Como o sr. tem acompanhado a difícil negociação para se chegar a um consenso do documento final da Rio+20?
Um dos problemas da negociação é a sua velocidade, estamos criando um ritmo de negociação que leva mais à exasperação e à frustração que à conciliação. Até Durban tivemos 18 reuniões das partes, as COPs, e não houve resultados. O problema dos crentes é que não se dão pausas e querem cada vez mais uma aceleração do processo. A negociação multilateral se faz através de acomodação de interesses. É difícil conciliar o gradualismo moderado da negociação com o maximalismo das expectativas. O multilateralismo é o triunfo do possível, não a vitória do melhor. Favoreço um cadenciamento das negociações e metas intermediárias, etapas para o progresso. O problema do fundamentalismo ecológico é que fecha os caminhos possíveis e tem a mentalidade que só existe uma única via. Várias vezes tivemos perto de algumas soluções boas, mas a exigência era de ir além, não se pode ir além do que as pessoas estão preparadas. No momento, a sociedade de hoje não está preparada politicamente para fazer os sacrifícios.
A crise financeira na União Europeia e nos Estados Unidos pode ter um impacto negativo na Rio+20?
Sim, porque gera uma outra agenda mais urgente.
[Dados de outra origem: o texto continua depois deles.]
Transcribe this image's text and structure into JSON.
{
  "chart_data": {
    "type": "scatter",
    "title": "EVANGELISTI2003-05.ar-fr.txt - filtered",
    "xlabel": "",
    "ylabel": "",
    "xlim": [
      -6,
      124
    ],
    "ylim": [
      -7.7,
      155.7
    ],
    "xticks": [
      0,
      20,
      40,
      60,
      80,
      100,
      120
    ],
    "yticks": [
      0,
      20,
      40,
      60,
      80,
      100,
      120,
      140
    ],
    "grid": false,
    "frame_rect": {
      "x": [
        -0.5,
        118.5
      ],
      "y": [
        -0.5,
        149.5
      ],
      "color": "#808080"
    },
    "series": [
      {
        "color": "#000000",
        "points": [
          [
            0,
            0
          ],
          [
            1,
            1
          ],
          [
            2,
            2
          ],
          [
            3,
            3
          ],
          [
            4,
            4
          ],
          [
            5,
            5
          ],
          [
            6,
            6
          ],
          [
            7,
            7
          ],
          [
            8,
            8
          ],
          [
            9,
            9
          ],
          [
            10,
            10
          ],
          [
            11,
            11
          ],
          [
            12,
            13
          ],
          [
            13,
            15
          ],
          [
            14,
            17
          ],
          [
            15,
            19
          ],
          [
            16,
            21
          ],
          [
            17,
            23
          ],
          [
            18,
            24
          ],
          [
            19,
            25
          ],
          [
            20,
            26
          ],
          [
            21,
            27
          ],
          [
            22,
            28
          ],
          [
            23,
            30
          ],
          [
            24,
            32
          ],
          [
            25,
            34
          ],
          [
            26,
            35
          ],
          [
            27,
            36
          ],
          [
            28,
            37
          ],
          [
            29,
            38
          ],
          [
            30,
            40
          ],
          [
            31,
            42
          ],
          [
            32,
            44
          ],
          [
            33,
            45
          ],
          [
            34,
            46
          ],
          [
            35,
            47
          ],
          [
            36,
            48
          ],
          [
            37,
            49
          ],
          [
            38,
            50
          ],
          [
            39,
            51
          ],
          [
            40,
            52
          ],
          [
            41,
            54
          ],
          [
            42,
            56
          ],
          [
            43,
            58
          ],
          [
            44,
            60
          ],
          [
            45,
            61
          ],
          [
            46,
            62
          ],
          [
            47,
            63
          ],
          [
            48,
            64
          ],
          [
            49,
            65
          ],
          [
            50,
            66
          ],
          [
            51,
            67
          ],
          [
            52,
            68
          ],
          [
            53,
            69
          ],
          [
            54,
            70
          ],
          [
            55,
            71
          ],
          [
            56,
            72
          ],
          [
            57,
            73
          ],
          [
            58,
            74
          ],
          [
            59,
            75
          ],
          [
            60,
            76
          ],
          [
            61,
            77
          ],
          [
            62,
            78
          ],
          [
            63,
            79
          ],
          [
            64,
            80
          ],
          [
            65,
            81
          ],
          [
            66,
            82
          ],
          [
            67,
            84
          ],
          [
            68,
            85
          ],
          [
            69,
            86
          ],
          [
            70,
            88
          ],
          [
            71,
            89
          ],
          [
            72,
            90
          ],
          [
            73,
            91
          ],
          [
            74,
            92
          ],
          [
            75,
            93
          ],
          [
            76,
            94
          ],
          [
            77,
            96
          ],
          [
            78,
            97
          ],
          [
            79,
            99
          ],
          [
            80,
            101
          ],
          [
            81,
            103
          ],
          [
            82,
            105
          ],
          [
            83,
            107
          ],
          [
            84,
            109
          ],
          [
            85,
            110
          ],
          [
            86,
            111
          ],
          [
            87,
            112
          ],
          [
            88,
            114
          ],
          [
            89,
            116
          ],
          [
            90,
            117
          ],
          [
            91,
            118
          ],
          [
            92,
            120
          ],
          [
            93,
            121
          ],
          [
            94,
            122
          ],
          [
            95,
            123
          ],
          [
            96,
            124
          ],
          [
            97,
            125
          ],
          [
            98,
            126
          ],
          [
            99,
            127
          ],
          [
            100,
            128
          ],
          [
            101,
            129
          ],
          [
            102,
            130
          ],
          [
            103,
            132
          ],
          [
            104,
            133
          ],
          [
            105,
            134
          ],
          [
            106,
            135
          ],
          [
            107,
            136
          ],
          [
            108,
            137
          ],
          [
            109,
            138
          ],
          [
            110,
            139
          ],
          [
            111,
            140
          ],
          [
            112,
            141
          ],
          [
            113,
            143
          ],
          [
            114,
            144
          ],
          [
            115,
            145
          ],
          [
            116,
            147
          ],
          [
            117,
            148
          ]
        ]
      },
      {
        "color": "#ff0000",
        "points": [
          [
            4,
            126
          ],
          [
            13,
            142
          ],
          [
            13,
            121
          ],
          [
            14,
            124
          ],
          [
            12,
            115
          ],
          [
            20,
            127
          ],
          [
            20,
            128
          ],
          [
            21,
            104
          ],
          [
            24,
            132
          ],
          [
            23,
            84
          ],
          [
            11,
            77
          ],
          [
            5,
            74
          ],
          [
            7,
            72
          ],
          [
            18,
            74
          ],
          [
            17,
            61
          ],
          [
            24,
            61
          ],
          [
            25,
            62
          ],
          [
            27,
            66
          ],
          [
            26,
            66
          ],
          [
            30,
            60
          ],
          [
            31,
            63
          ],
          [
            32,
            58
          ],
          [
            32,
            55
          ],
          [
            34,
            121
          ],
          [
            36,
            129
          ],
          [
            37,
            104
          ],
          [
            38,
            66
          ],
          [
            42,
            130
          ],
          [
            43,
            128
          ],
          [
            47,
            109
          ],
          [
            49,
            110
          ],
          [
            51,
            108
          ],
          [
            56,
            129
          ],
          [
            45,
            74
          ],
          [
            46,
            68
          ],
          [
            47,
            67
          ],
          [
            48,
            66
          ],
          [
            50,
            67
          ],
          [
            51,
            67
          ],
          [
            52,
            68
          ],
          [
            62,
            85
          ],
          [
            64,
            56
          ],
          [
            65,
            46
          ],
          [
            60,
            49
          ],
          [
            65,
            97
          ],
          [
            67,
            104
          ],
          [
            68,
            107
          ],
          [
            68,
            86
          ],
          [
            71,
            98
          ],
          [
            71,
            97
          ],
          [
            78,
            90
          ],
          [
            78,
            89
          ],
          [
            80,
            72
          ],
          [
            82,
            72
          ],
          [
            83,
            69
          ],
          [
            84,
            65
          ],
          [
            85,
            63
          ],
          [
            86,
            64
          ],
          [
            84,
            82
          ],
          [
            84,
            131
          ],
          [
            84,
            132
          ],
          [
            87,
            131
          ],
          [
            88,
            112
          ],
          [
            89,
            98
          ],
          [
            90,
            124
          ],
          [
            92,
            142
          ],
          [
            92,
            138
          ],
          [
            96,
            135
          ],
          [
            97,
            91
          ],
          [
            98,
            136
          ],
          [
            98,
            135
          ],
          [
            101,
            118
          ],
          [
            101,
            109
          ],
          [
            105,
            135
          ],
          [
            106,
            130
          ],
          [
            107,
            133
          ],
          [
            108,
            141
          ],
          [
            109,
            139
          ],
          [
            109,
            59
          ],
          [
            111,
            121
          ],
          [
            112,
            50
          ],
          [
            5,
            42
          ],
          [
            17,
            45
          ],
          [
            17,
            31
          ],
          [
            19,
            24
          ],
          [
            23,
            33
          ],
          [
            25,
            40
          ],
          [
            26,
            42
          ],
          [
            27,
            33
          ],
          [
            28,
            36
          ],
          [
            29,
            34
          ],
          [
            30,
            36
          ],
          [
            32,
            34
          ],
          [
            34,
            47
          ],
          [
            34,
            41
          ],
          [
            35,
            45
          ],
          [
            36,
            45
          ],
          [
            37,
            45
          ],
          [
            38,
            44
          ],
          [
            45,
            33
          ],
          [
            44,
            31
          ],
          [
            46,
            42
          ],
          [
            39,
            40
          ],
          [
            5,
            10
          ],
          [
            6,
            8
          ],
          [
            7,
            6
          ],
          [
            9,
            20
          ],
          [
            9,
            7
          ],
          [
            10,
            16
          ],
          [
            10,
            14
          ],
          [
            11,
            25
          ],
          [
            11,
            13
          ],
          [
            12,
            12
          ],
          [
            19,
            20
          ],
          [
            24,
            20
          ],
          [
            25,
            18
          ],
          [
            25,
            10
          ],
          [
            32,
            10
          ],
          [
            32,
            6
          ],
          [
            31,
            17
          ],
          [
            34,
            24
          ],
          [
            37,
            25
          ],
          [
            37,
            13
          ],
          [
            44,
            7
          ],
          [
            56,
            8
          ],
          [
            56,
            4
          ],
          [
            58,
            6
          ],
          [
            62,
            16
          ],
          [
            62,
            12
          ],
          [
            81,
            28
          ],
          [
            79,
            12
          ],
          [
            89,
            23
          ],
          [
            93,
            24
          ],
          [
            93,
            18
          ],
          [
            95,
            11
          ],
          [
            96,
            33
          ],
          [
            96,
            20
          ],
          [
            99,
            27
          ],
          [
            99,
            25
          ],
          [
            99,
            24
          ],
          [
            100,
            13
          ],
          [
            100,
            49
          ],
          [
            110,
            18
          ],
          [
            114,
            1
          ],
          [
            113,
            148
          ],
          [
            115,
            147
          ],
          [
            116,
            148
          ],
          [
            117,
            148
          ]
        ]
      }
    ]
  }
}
Se estão sem dinheiro e sem emprego, esta será a preocupação primária. O egoísmo nacional cresce. Cada um cuida do seu, a solidariedade diminui e a disponibilidade de recursos para ações que tem um sentido generoso e humanitário.
A possível ausência de líderes mundiais como o presidente norte-americano, Barack Obama, que está preocupado com a sua reeleição, pode ter algum efeito sobre a conferência?
Os presidentes só devem vir a reuniões que já estão resolvidas, o presidente vem para por a cereja no alto do sundae e não para negociar.
Quais os desdobramentos para o pós Rio+20?
Em 1992, produzimos o documento chamado Agenda 21 para o século. Nós estamos em 2012 e o século 21 ainda tem 90 anos pela frente. Não quero cair no ceticismo, mas não é numa correria que se faz. Pela primeira vez o ser humano que, antes era dominado pela natureza, hoje tem condições de afetar o seu equilíbrio fundamental. É preciso uma nova atitude. Se for esperar para agir contra um câncer quando os sintomas forem tão visíveis, eu morro. Tem de agir quando há indicação que a coisa vai mal. Os oceanos estão mais sujos, o degelo em certas regiões é mais intenso, geleiras tem desaparecido mais depressa, há uma parte que é antropogênica. Sou um homem com grandes convicções de que o movimento ecológico é indispensável, mas quero injetar nele uma sabedoria. Quero ficar entre o pânico e o ceticismo, uma preocupação construtiva. O problema da projeção catastrófica é que sustenta sempre o ruim e não antecipa a capacidade humana de resolver. Temos de usar o tempo e não cair no pânico. A preocupação é construtiva e o pânico, paralisante.